# need tips for beaver



## gatermaster (May 29, 2009)

ok so here it is im new to beaver trapping and im helping a local farmer get rid of some during the off season so need any helpful tips oh... and these beavers are trap shy from the farmers attempts, thanks. 8)


----------



## ILfurtrapper (Mar 29, 2009)

Snares in the runs or channels
shave a part of the bank out (like an eddie)then put quarter size fresh sticks (about 5) keep them fresh put some scratch marks face them out every direction and put a foothold on a slide wire and wait.
Its a free meal. Its worked for me in the past.


----------



## moneyshot27 (Jan 13, 2009)

castor mounds. if the farmer's been tryin to take em out, chances are he hasn't tried using castor. beaver go nuts over the smell of an intruder.


----------



## xdeano (Jan 14, 2005)

you could also night shoot the spot if the farmer hasn't tried that already.
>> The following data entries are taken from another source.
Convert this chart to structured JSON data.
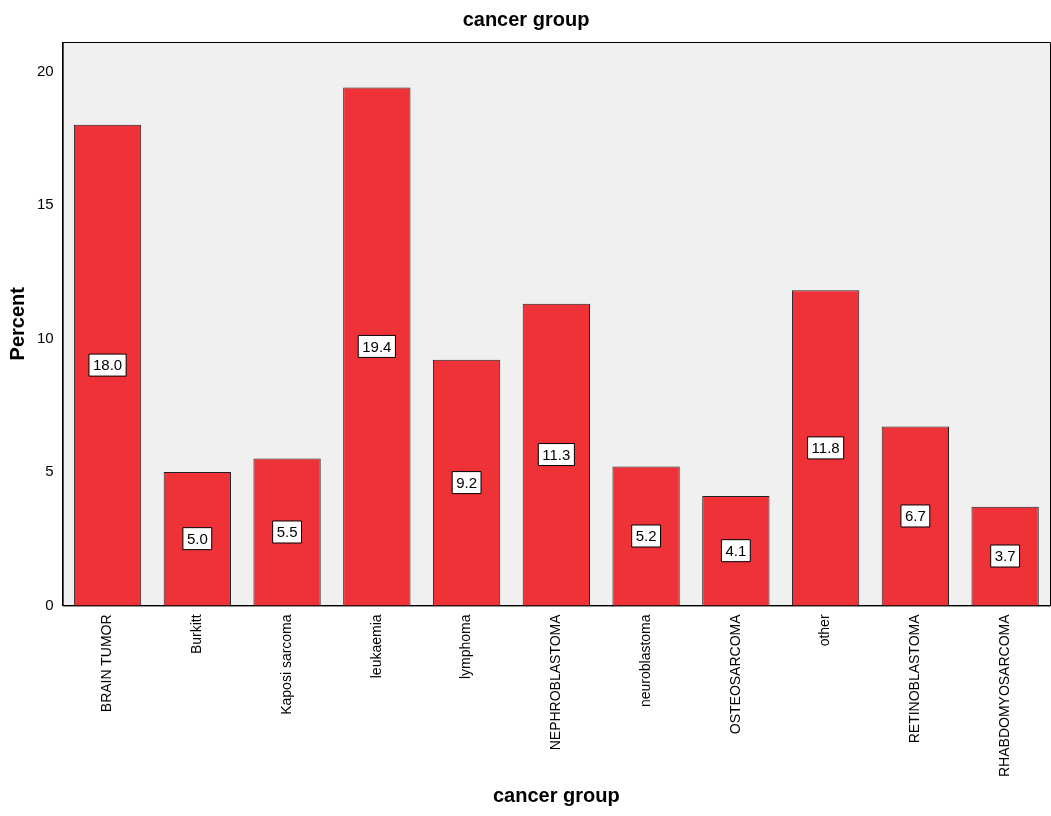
{
  "chart_data": {
    "type": "bar",
    "title": "cancer group",
    "xlabel": "cancer group",
    "ylabel": "Percent",
    "categories": [
      "BRAIN TUMOR",
      "Burkitt",
      "Kaposi sarcoma",
      "leukaemia",
      "lymphoma",
      "NEPHROBLASTOMA",
      "neuroblastoma",
      "OSTEOSARCOMA",
      "other",
      "RETINOBLASTOMA",
      "RHABDOMYOSARCOMA"
    ],
    "values": [
      18.0,
      5.0,
      5.5,
      19.4,
      9.2,
      11.3,
      5.2,
      4.1,
      11.8,
      6.7,
      3.7
    ],
    "color": "#ee3237",
    "value_labels": [
      "18.0",
      "5.0",
      "5.5",
      "19.4",
      "9.2",
      "11.3",
      "5.2",
      "4.1",
      "11.8",
      "6.7",
      "3.7"
    ],
    "ylim": [
      0,
      21.1
    ],
    "yticks": [
      0,
      5,
      10,
      15,
      20
    ],
    "grid": false,
    "legend": false
  }
}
Also try a food based bait with poplar bud oil or bark in it along side a few scraped green twigs.

break in the dam if there is one.

Find the lodge, or bank den and set traps in the runs.

Find a run that goes through cattails or trees and do a dive set with a stick on top of the water. Beaver always go to the bottom if they have to go under something, keep that in mind. If it's 10 feet to the bottom set a body grip trap on the bottom and 9 times out of 10 you'll pick the critter.

There are all kinds of different things that you can try. You just have to step outside the box.

Personally if there is a beaver that I have that I can't pick up in a trap which is not to often, but it does happen. I'll night shoot the spot. It's very effective. But sometimes it may take several nights before you pick him up.

hope this helps.

xdeano


----------



## gatermaster (May 29, 2009)

thanks guys got him on the dive stick :sniper:


----------